Jacqui Concolino was two strokes back after a 68. The top-ranked Ko, Carlota Ciganda and Paula Creamer were another shot behind. Ko and Ciganda shot 64, and Paula Creamer had a 67.
''When I saw some of the highlights of the leaders, they seem like they were holing a lot of putts, and that's what I wasn't doing the first two days,'' Ko said. ''I was a lot better today.''
Kim opened with rounds of 63 and 66 to break the tournament 36-hole record at 15 under and take a two-stroke lead into the weekend. She threatened to make it a runaway when she eagled the 240-yard 13th, hitting a 3-wood to the fringe and holing a 30-foot putt, but soon found trouble.
Her iron approach sailed left into a bunker and she two-putted for par on the 15th, the par 5 she birdied Thursday and eagled Friday. Kim and Concolino were the only players in the top 16 on the leaderboard to fail to birdie or eagle the hole.
On the 16th, her wedge from 90 yards went over the green into thick rough, leaving a difficult shot over a ridge. She didn't get the chip all the way up the ridge and it rolled down and across the green. That left her a 40-foot par try that stopped on the left edge.
Her 9-iron went left on 17 and rolled down a hill into thin rough 50 feet from the pin. She hit her chip all the way to the opposite edge of the green and missed a 15-foot par putt.

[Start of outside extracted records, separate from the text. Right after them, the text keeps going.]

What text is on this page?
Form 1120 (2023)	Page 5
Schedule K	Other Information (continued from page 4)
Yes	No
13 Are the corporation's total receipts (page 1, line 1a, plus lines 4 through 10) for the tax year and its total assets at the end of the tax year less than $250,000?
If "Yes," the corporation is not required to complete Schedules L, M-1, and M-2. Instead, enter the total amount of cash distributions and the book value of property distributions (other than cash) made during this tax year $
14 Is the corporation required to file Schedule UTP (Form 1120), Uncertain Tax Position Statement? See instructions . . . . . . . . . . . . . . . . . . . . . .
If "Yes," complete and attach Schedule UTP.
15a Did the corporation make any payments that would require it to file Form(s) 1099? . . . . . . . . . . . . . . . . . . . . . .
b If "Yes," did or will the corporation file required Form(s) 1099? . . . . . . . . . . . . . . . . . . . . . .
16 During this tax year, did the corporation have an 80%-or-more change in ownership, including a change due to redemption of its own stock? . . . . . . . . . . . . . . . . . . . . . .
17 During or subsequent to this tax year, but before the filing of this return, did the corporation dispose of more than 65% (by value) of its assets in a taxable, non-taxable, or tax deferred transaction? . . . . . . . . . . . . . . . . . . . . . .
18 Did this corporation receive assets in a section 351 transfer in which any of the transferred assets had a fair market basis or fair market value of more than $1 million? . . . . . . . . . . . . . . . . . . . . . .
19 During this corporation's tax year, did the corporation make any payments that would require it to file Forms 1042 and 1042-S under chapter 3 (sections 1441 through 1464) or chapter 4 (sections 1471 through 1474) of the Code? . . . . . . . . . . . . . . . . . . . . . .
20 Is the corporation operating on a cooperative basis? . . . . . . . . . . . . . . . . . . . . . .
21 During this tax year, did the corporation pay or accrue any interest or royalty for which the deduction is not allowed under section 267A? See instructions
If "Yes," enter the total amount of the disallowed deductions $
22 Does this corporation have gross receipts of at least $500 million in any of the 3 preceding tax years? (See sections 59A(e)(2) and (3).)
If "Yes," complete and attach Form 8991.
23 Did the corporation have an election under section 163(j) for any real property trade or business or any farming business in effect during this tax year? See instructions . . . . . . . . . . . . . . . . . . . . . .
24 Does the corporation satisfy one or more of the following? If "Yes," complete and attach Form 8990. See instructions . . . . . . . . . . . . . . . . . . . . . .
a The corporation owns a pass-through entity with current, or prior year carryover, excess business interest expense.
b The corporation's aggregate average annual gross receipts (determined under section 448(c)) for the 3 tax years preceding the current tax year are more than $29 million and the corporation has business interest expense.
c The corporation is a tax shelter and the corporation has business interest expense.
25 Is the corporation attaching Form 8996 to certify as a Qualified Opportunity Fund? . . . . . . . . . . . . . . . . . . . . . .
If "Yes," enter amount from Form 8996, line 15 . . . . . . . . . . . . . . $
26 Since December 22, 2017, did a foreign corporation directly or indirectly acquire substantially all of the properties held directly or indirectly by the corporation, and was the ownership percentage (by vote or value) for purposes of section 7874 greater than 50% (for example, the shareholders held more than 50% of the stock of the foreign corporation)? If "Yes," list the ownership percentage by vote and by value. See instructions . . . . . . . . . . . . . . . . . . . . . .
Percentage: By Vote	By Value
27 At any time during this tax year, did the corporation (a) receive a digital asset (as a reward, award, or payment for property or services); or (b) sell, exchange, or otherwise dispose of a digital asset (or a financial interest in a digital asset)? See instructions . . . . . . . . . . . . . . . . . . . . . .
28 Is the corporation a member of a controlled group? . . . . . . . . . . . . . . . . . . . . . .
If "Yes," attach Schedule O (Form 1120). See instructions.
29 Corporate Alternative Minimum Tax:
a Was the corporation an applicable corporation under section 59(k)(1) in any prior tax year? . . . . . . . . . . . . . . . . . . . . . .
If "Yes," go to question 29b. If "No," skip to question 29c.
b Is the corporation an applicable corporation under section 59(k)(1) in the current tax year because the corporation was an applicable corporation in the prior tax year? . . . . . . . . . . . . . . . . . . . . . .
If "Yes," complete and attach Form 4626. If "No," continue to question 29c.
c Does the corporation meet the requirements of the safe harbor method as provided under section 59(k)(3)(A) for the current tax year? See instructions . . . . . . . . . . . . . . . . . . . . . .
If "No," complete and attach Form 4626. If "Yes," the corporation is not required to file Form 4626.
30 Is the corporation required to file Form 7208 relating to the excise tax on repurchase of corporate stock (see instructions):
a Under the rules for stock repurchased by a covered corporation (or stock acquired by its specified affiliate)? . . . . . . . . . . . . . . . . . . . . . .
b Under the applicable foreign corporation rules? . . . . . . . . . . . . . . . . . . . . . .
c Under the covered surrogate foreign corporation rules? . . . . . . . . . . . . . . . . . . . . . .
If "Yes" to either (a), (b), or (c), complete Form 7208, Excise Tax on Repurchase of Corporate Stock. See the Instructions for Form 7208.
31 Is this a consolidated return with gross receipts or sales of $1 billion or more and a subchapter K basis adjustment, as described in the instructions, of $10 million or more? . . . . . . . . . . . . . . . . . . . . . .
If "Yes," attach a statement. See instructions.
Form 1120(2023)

On 18, she used the grandstand behind the green to escape with a par. In the right rough with a tree in front of her, she played a low shot under the tree that raced through the green and into the bottom of the stadium structure. She got a free drop and putted from the fringe to 2 feet. Without the grandstand to stop it, the ball would have kept rolling and she would have faced a longer and more difficult third shot.
''Pretty good last hole,'' Kim said. ''Up-and-down, make the par.''
U.S. Women's Amateur champion Hannah O'Sullivan followed her second-round 64 with a 72 to drop into a tie for 47th at 8 under. The 17-year-old is a high school senior in the Phoenix suburb of Chandler.